Laboratory of Cellular Metabolism, National Heart, Lung, and Blood Institute, National Institutes of Health, Bethesda, Maryland 20892.

Published: May 1993

ADP-ribosylation factors (ARFs) are approximately 20-kDa guanine nucleotide-binding proteins initially identified by their ability to enhance in vitro cholera toxin-catalyzed ADP-ribosylation and subsequently shown to participate in vesicular transport in the Golgi and other cellular compartments. By cDNA and genomic cloning, at least six mammalian ARFs were identified. Brefeldin A (BFA) disrupts Golgi membranes and inhibits binding of soluble high molecular weight proteins to Golgi fractions. We examined the effects of BFA on binding of ARF1, -3, and -5 to a Golgi fraction in the presence of an ATP-regenerating system and a fraction of soluble, high molecular weight, accessory proteins (SAP), presumably containing complexes identified by others as coatomers that are involved in vesicular transport. ARF binding in all instances was dependent on guanosine 5'-O-(3-thiotriphosphate) and increased by the ATP-regenerating system. Binding of ARF1 and -3, but not ARF5, was enhanced by SAP. BFA inhibited the SAP-dependent, but not the SAP-independent, binding of ARF1 and -3. It had no effect on the increment in binding produced by an ATP-regenerating system.
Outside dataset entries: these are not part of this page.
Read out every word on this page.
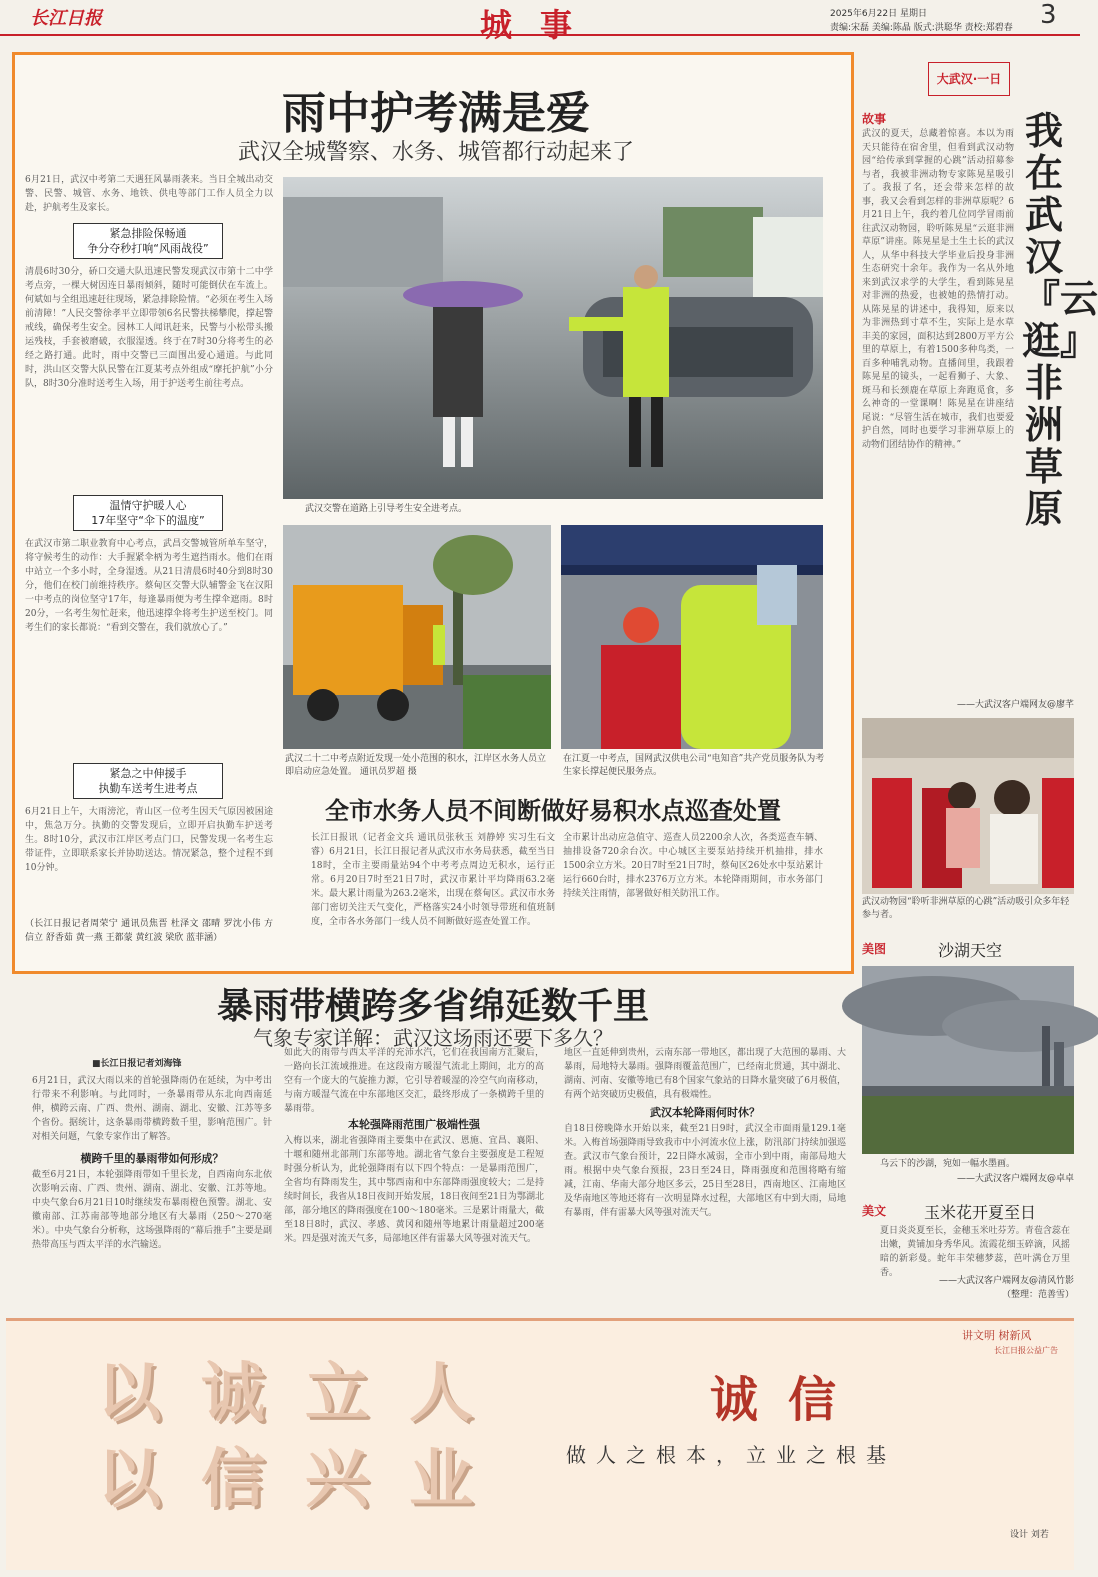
长江日报	城事	2025年6月22日 星期日
责编:宋磊 美编:陈晶 版式:洪聪华 责校:郑碧春 3
雨中护考满是爱
武汉全城警察、水务、城管都行动起来了
6月21日，武汉中考第二天遇狂风暴雨袭来。当日全城出动交警、民警、城管、水务、地铁、供电等部门工作人员全力以赴，护航考生及家长。
紧急排险保畅通
争分夺秒打响“风雨战役”
清晨6时30分，硚口交通大队迅速民警发现武汉市第十二中学考点旁，一棵大树因连日暴雨倾斜，随时可能倒伏在车流上。何斌如与全组迅速赶往现场，紧急排除险情。“必须在考生入场前清障！”人民交警徐孝平立即带领6名民警扶梯攀爬，撑起警戒线，确保考生安全。园林工人闻讯赶来，民警与小松带头搬运残枝，手套被磨破，衣服湿透。终于在7时30分将考生的必经之路打通。此时，雨中交警已三面围出爱心通道。与此同时，洪山区交警大队民警在江夏某考点外组成“摩托护航”小分队，8时30分准时送考生入场，用于护送考生前往考点。
温情守护暖人心
17年坚守“伞下的温度”
在武汉市第二职业教育中心考点，武昌交警城管所单车坚守，将守候考生的动作：大手握紧伞柄为考生遮挡雨水。他们在雨中站立一个多小时，全身湿透。从21日清晨6时40分到8时30分，他们在校门前维持秩序。蔡甸区交警大队辅警金飞在汉阳一中考点的岗位坚守17年，每逢暴雨便为考生撑伞遮雨。8时20分，一名考生匆忙赶来，他迅速撑伞将考生护送至校门。同考生们的家长都说：“看到交警在，我们就放心了。”
紧急之中伸援手
执勤车送考生进考点
6月21日上午，大雨滂沱，青山区一位考生因天气原因被困途中，焦急万分。执勤的交警发现后，立即开启执勤车护送考生。8时10分，武汉市江岸区考点门口，民警发现一名考生忘带证件，立即联系家长并协助送达。情况紧急，整个过程不到10分钟。
（长江日报记者周荣宁 通讯员焦晋 杜泽文 邵晴 罗沈小伟 方信立 舒香茹 黄一燕 王都蒙 黄红波 梁欣 蓝菲涵）
武汉交警在道路上引导考生安全进考点。
武汉二十二中考点附近发现一处小范围的积水，江岸区水务人员立即启动应急处置。 通讯员罗超 摄
在江夏一中考点，国网武汉供电公司“电知音”共产党员服务队为考生家长撑起便民服务点。
全市水务人员不间断做好易积水点巡查处置
长江日报讯（记者金文兵 通讯员张秋玉 刘静婷 实习生石文睿）6月21日，长江日报记者从武汉市水务局获悉，截至当日18时，全市主要雨量站94个中考考点周边无积水，运行正常。6月20日7时至21日7时，武汉市累计平均降雨63.2毫米。最大累计雨量为263.2毫米，出现在蔡甸区。武汉市水务部门密切关注天气变化，严格落实24小时领导带班和值班制度，全市各水务部门一线人员不间断做好巡查处置工作。
全市累计出动应急值守、巡查人员2200余人次，各类巡查车辆、抽排设备720余台次。中心城区主要泵站持续开机抽排，排水1500余立方米。20日7时至21日7时，蔡甸区26处水中泵站累计运行660台时，排水2376万立方米。本轮降雨期间，市水务部门持续关注雨情，部署做好相关防汛工作。
暴雨带横跨多省绵延数千里
气象专家详解：武汉这场雨还要下多久？
■长江日报记者刘海锋
6月21日，武汉大雨以来的首轮强降雨仍在延续，为中考出行带来不利影响。与此同时，一条暴雨带从东北向西南延伸，横跨云南、广西、贵州、湖南、湖北、安徽、江苏等多个省份。据统计，这条暴雨带横跨数千里，影响范围广。针对相关问题，气象专家作出了解答。
横跨千里的暴雨带如何形成？
截至6月21日，本轮强降雨带如千里长龙，自西南向东北依次影响云南、广西、贵州、湖南、湖北、安徽、江苏等地。中央气象台6月21日10时继续发布暴雨橙色预警。湖北、安徽南部、江苏南部等地部分地区有大暴雨（250～270毫米）。中央气象台分析称，这场强降雨的“幕后推手”主要是副热带高压与西太平洋的水汽输送。
如此大的雨带与西太平洋的充沛水汽，它们在我国南方汇聚后，一路向长江流域推进。在这段南方暖湿气流北上期间，北方的高空有一个庞大的气旋推力源，它引导着暖湿的冷空气向南移动，与南方暖湿气流在中东部地区交汇，最终形成了一条横跨千里的暴雨带。
本轮强降雨范围广极端性强
入梅以来，湖北省强降雨主要集中在武汉、恩施、宜昌、襄阳、十堰和随州北部荆门东部等地。湖北省气象台主要强度是工程短时强分析认为，此轮强降雨有以下四个特点：一是暴雨范围广，全省均有降雨发生，其中鄂西南和中东部降雨强度较大；二是持续时间长，我省从18日夜间开始发展，18日夜间至21日为鄂湖北部，部分地区的降雨强度在100～180毫米。三是累计雨量大，截至18日8时，武汉、孝感、黄冈和随州等地累计雨量超过200毫米。四是强对流天气多，局部地区伴有雷暴大风等强对流天气。
地区一直延伸到贵州，云南东部一带地区，都出现了大范围的暴雨、大暴雨，局地特大暴雨。强降雨覆盖范围广，已经南北贯通，其中湖北、湖南、河南、安徽等地已有8个国家气象站的日降水量突破了6月极值，有两个站突破历史极值，具有极端性。
武汉本轮降雨何时休？
自18日傍晚降水开始以来，截至21日9时，武汉全市面雨量129.1毫米。入梅首场强降雨导致我市中小河流水位上涨，防汛部门持续加强巡查。武汉市气象台预计，22日降水减弱，全市小到中雨，南部局地大雨。根据中央气象台预报，23日至24日，降雨强度和范围将略有缩减，江南、华南大部分地区多云，25日至28日，西南地区、江南地区及华南地区等地还将有一次明显降水过程，大部地区有中到大雨，局地有暴雨，伴有雷暴大风等强对流天气。
大武汉·一日
故事	我在武汉『云逛』非洲草原
武汉的夏天，总藏着惊喜。本以为雨天只能待在宿舍里，但看到武汉动物园“给传承到掌握的心跳”活动招募参与者，我被非洲动物专家陈晃星吸引了。我报了名，还会带来怎样的故事，我又会看到怎样的非洲草原呢？6月21日上午，我约着几位同学冒雨前往武汉动物园，聆听陈晃星“云逛非洲草原”讲座。陈晃星是土生土长的武汉人，从华中科技大学毕业后投身非洲生态研究十余年。我作为一名从外地来到武汉求学的大学生，看到陈晃星对非洲的热爱，也被她的热情打动。从陈晃星的讲述中，我得知，原来以为非洲热到寸草不生，实际上是水草丰美的家园，面积达到2800万平方公里的草原上，有着1500多种鸟类，一百多种哺乳动物。直播间里，我跟着陈晃星的镜头，一起看狮子、大象、斑马和长颈鹿在草原上奔跑觅食，多么神奇的一堂课啊！陈晃星在讲座结尾说：“尽管生活在城市，我们也要爱护自然，同时也要学习非洲草原上的动物们团结协作的精神。”
——大武汉客户端网友@廖芊
武汉动物园“聆听非洲草原的心跳”活动吸引众多年轻参与者。
美图	沙湖天空
乌云下的沙湖，宛如一幅水墨画。
——大武汉客户端网友@卓卓
美文 玉米花开夏至日
夏日炎炎夏至长，金穗玉米吐芬芳。青苞含蕊在出嫩，黄铺加身秀华风。流霞花细玉碎滴，风摇暗的新彩曼。蛇年丰荣穗梦蕊，芭叶满仓万里香。
——大武汉客户端网友@清风竹影
（整理：范善雪）
讲文明 树新风
长江日报公益广告
以 诚 立 人
以 信 兴 业
诚信
做人之根本，立业之根基
设计 刘若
B36, an inactive derivative of BFA, did not inhibit SAP-dependent binding of ARF1 and -3. Binding of ARF5, which was SAP-independent, was not affected by BFA. These observations are consistent with the conclusion that mammalian ARFs differ in their dependence on accessory proteins for interaction with Golgi and, perhaps, other cellular membranes and that BFA specifically inhibits SAP-dependent ARF binding.